Let over(g, ̂) (ξ) = a e^{i α ξ} + b + c e^{- i β ξ} with α, β ∈] 0, 1 [ such that α + β < 1, α β^-1 ∉ Q and a, b, c ∈ C {set minus} {0}. In this paper the existence of almost-periodic polynomial (APP) solutions to the equation over(g, ̂) h⁺ = E l⁺ + l^- (with h⁺ ∈ H_∞⁺ ∩ E H_∞^- and l^± ∈ H_∞^±) is studied. The natural space in which to seek a solution to the above problem is the space of almost periodic functions with spectrum in the group α Z + β Z + Z. Due to the difficulty in dealing with the problem in that generality, solutions are sought with spectrum in the group α Z + β Z. Several interesting and totally new results are obtained.

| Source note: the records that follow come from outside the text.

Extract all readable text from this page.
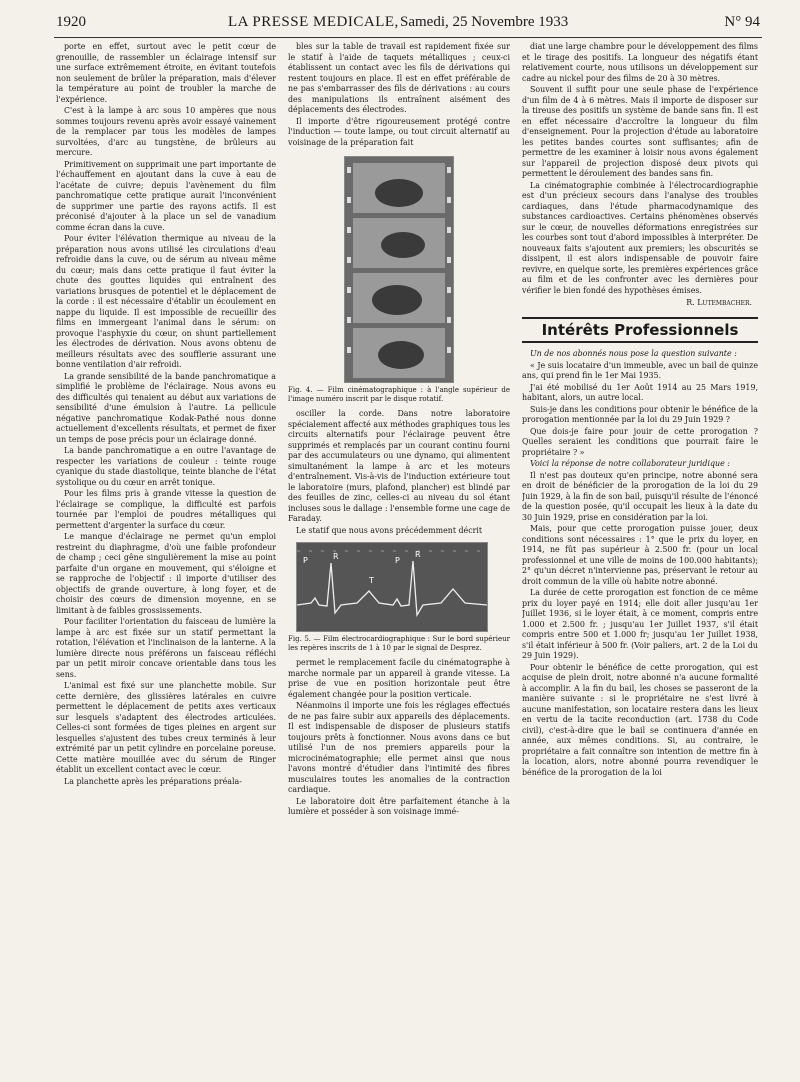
1920	LA PRESSE MEDICALE, Samedi, 25 Novembre 1933	N° 94

porte en effet, surtout avec le petit cœur de grenouille, de rassembler un éclairage intensif sur une surface extrêmement étroite, en évitant toutefois non seulement de brûler la préparation, mais d'élever la température au point de troubler la marche de l'expérience.

C'est à la lampe à arc sous 10 ampères que nous sommes toujours revenu après avoir essayé vainement de la remplacer par tous les modèles de lampes survoltées, d'arc au tungstène, de brûleurs au mercure.

Primitivement on supprimait une part importante de l'échauffement en ajoutant dans la cuve à eau de l'acétate de cuivre; depuis l'avènement du film panchromatique cette pratique aurait l'inconvénient de supprimer une partie des rayons actifs. Il est préconisé d'ajouter à la place un sel de vanadium comme écran dans la cuve.

Pour éviter l'élévation thermique au niveau de la préparation nous avons utilisé les circulations d'eau refroidie dans la cuve, ou de sérum au niveau même du cœur; mais dans cette pratique il faut éviter la chute des gouttes liquides qui entraînent des variations brusques de potentiel et le déplacement de la corde : il est nécessaire d'établir un écoulement en nappe du liquide. Il est impossible de recueillir des films en immergeant l'animal dans le sérum: on provoque l'asphyxie du cœur, on shunt partiellement les électrodes de dérivation. Nous avons obtenu de meilleurs résultats avec des soufflerie assurant une bonne ventilation d'air refroidi.

La grande sensibilité de la bande panchromatique a simplifié le problème de l'éclairage. Nous avons eu des difficultés qui tenaient au début aux variations de sensibilité d'une émulsion à l'autre. La pellicule négative panchromatique Kodak-Pathé nous donne actuellement d'excellents résultats, et permet de fixer un temps de pose précis pour un éclairage donné.

La bande panchromatique a en outre l'avantage de respecter les variations de couleur : teinte rouge cyanique du stade diastolique, teinte blanche de l'état systolique ou du cœur en arrêt tonique.

Pour les films pris à grande vitesse la question de l'éclairage se complique, la difficulté est parfois tournée par l'emploi de poudres métalliques qui permettent d'argenter la surface du cœur.

Le manque d'éclairage ne permet qu'un emploi restreint du diaphragme, d'où une faible profondeur de champ ; ceci gêne singulièrement la mise au point parfaite d'un organe en mouvement, qui s'éloigne et se rapproche de l'objectif : il importe d'utiliser des objectifs de grande ouverture, à long foyer, et de choisir des cœurs de dimension moyenne, en se limitant à de faibles grossissements.

Pour faciliter l'orientation du faisceau de lumière la lampe à arc est fixée sur un statif permettant la rotation, l'élévation et l'inclinaison de la lanterne. A la lumière directe nous préférons un faisceau réfléchi par un petit miroir concave orientable dans tous les sens.

L'animal est fixé sur une planchette mobile. Sur cette dernière, des glissières latérales en cuivre permettent le déplacement de petits axes verticaux sur lesquels s'adaptent des électrodes articulées. Celles-ci sont formées de tiges pleines en argent sur lesquelles s'ajustent des tubes creux terminés à leur extrémité par un petit cylindre en porcelaine poreuse. Cette matière mouillée avec du sérum de Ringer établit un excellent contact avec le cœur.

La planchette après les préparations préala-

bles sur la table de travail est rapidement fixée sur le statif à l'aide de taquets métalliques ; ceux-ci établissent un contact avec les fils de dérivations qui restent toujours en place. Il est en effet préférable de ne pas s'embarrasser des fils de dérivations : au cours des manipulations ils entraînent aisément des déplacements des électrodes.

Il importe d'être rigoureusement protégé contre l'induction — toute lampe, ou tout circuit alternatif au voisinage de la préparation fait

Fig. 4. — Film cinématographique : à l'angle supérieur de l'image numéro inscrit par le disque rotatif.

osciller la corde. Dans notre laboratoire spécialement affecté aux méthodes graphiques tous les circuits alternatifs pour l'éclairage peuvent être supprimés et remplacés par un courant continu fourni par des accumulateurs ou une dynamo, qui alimentent simultanément la lampe à arc et les moteurs d'entraînement. Vis-à-vis de l'induction extérieure tout le laboratoire (murs, plafond, plancher) est blindé par des feuilles de zinc, celles-ci au niveau du sol étant incluses sous le dallage : l'ensemble forme une cage de Faraday.

Le statif que nous avons précédemment décrit

P	R
T
P
R
Fig. 5. — Film électrocardiographique : Sur le bord supérieur les repères inscrits de 1 à 10 par le signal de Desprez.

permet le remplacement facile du cinématographe à marche normale par un appareil à grande vitesse. La prise de vue en position horizontale peut être également changée pour la position verticale.

Néanmoins il importe une fois les réglages effectués de ne pas faire subir aux appareils des déplacements. Il est indispensable de disposer de plusieurs statifs toujours prêts à fonctionner. Nous avons dans ce but utilisé l'un de nos premiers appareils pour la microcinématographie; elle permet ainsi que nous l'avons montré d'étudier dans l'intimité des fibres musculaires toutes les anomalies de la contraction cardiaque.

Le laboratoire doit être parfaitement étanche à la lumière et posséder à son voisinage immé-

diat une large chambre pour le développement des films et le tirage des positifs. La longueur des négatifs étant relativement courte, nous utilisons un développement sur cadre au nickel pour des films de 20 à 30 mètres.

Souvent il suffit pour une seule phase de l'expérience d'un film de 4 à 6 mètres. Mais il importe de disposer sur la tireuse des positifs un système de bande sans fin. Il est en effet nécessaire d'accroître la longueur du film d'enseignement. Pour la projection d'étude au laboratoire les petites bandes courtes sont suffisantes; afin de permettre de les examiner à loisir nous avons également sur l'appareil de projection disposé deux pivots qui permettent le déroulement des bandes sans fin.

La cinématographie combinée à l'électrocardiographie est d'un précieux secours dans l'analyse des troubles cardiaques, dans l'étude pharmacodynamique des substances cardioactives. Certains phénomènes observés sur le cœur, de nouvelles déformations enregistrées sur les courbes sont tout d'abord impossibles à interpréter. De nouveaux faits s'ajoutent aux premiers; les obscurités se dissipent, il est alors indispensable de pouvoir faire revivre, en quelque sorte, les premières expériences grâce au film et de les confronter avec les dernières pour vérifier le bien fondé des hypothèses émises.

R. Lutembacher.
Intérêts Professionnels

Un de nos abonnés nous pose la question suivante :

« Je suis locataire d'un immeuble, avec un bail de quinze ans, qui prend fin le 1er Mai 1935.

J'ai été mobilisé du 1er Août 1914 au 25 Mars 1919, habitant, alors, un autre local.

Suis-je dans les conditions pour obtenir le bénéfice de la prorogation mentionnée par la loi du 29 Juin 1929 ?

Que dois-je faire pour jouir de cette prorogation ? Quelles seraient les conditions que pourrait faire le propriétaire ? »

Voici la réponse de notre collaborateur juridique :

Il n'est pas douteux qu'en principe, notre abonné sera en droit de bénéficier de la prorogation de la loi du 29 Juin 1929, à la fin de son bail, puisqu'il résulte de l'énoncé de la question posée, qu'il occupait les lieux à la date du 30 Juin 1929, prise en considération par la loi.

Mais, pour que cette prorogation puisse jouer, deux conditions sont nécessaires : 1° que le prix du loyer, en 1914, ne fût pas supérieur à 2.500 fr. (pour un local professionnel et une ville de moins de 100.000 habitants); 2° qu'un décret n'intervienne pas, préservant le retour au droit commun de la ville où habite notre abonné.

La durée de cette prorogation est fonction de ce même prix du loyer payé en 1914; elle doit aller jusqu'au 1er Juillet 1936, si le loyer était, à ce moment, compris entre 1.000 et 2.500 fr. ; jusqu'au 1er Juillet 1937, s'il était compris entre 500 et 1.000 fr; jusqu'au 1er Juillet 1938, s'il était inférieur à 500 fr. (Voir paliers, art. 2 de la Loi du 29 Juin 1929).

Pour obtenir le bénéfice de cette prorogation, qui est acquise de plein droit, notre abonné n'a aucune formalité à accomplir. A la fin du bail, les choses se passeront de la manière suivante : si le propriétaire ne s'est livré à aucune manifestation, son locataire restera dans les lieux en vertu de la tacite reconduction (art. 1738 du Code civil), c'est-à-dire que le bail se continuera d'année en année, aux mêmes conditions. Si, au contraire, le propriétaire a fait connaître son intention de mettre fin à la location, alors, notre abonné pourra revendiquer le bénéfice de la prorogation de la loi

It is shown that, if 1 ∉ α Z + β Z, no polynomial solutions exist, i.e., almost periodic polynomial solutions exist only if α Z + β Z = α Z + β Z + Z. Keeping to this setting, it is shown that APP solutions exist if and only if the function over(g, ̂) satisfies the simple spectral condition α + β > 1 / 2. The proof of this result is nontrivial and has a number-theoretic flavour. Explicit formulas for the solution to the above problem are given in the final section of the paper. The derivation of these formulas is to some extent a byproduct of the proof of the result on the existence of APP solutions.